Isis Arrieta-Dennis, owner of The Arepa Place, refers to her restaurant’s signature dish as “the Colombian version of a grilled cheese.” It’s a good description for the street food favorite served in many Latin American countries. (Arrieta-Dennis made them for family and friends at parties and other gatherings before she decided to open her business.) The cornmeal-based bread—split like a pita and stuffed with black beans, cheese, and a protein of your choice (chicken, steak, chorizo)—is definitely good comfort food if we’ve ever seen it. Not sure which one you want? Try the Great Arepa. With steak, chicken, chorizo, black beans, and cheese, it has nearly every ingredient on the menu, including just-this-side-of-sweet fried plantains. The sandwich is a two hander—a savory mix of meat and cheese with pops of the plantains’ sweet flavor—but easy to chomp on while you’re perusing the stalls at Findlay Market on a Saturday afternoon.

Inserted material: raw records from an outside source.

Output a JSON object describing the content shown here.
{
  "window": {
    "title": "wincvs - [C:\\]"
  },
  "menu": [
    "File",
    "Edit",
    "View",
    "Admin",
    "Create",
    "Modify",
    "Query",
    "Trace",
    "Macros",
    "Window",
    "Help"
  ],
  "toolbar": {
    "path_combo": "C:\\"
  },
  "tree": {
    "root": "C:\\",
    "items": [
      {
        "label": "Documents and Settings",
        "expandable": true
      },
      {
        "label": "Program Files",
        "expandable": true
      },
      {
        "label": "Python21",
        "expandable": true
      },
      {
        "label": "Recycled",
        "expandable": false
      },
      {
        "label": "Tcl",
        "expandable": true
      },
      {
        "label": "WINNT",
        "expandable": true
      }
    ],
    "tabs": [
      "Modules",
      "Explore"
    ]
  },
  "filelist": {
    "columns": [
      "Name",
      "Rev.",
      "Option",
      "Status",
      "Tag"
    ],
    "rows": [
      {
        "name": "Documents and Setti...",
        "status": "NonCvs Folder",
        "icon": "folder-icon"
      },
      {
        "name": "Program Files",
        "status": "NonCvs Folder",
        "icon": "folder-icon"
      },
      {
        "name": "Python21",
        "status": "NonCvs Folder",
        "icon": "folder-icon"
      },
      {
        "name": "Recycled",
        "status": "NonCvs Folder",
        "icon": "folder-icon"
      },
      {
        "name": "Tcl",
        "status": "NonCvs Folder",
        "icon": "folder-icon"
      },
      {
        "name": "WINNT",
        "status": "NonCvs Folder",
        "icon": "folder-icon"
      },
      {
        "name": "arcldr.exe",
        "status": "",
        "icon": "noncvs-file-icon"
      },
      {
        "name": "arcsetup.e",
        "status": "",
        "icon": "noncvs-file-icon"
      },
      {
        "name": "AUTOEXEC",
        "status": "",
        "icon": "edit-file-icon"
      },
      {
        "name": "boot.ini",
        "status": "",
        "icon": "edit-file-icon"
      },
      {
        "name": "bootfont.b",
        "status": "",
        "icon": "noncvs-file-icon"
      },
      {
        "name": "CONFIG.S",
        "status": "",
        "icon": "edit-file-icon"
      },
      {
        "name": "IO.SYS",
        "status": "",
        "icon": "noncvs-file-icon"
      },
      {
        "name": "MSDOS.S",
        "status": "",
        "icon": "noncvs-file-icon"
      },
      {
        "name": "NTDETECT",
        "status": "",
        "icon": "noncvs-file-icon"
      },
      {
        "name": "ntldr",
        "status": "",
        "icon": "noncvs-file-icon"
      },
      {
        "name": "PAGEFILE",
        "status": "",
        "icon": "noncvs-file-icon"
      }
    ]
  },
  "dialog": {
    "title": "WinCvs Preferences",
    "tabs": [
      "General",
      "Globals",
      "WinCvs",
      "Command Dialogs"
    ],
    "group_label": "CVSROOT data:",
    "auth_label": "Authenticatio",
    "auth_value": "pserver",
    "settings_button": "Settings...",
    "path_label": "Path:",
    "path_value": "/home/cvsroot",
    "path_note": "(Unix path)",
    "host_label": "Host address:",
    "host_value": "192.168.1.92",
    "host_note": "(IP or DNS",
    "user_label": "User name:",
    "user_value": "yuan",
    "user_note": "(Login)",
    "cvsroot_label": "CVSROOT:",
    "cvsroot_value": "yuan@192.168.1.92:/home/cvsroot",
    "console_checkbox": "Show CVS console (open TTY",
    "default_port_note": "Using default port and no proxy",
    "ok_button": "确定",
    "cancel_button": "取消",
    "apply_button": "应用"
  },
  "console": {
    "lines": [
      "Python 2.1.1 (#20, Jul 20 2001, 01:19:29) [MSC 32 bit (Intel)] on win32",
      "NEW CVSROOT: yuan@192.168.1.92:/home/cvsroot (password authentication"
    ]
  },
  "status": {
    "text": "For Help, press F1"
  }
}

Photograph by Andrew Doench

Photograph by Andrew Doench

Those abstaining from meat aren’t left out of the mix. You can snag a veggie arepa with just black beans, cheese, and plantains, if that’s more to your liking. If breakfast is more your speed, the Arepa De Huevo (the deep fried version with egg and ground beef) or the scrambled egg and cheese arepa with green onion and tomato are the way to go. Don’t forget to wash it all down with an Aguapanela, sugarcane water with lemon (a Colombian lemonade of sorts), or any number of a rotating roster of Latin American sodas. No true foodie will regret a quick trip through this South American foodscape.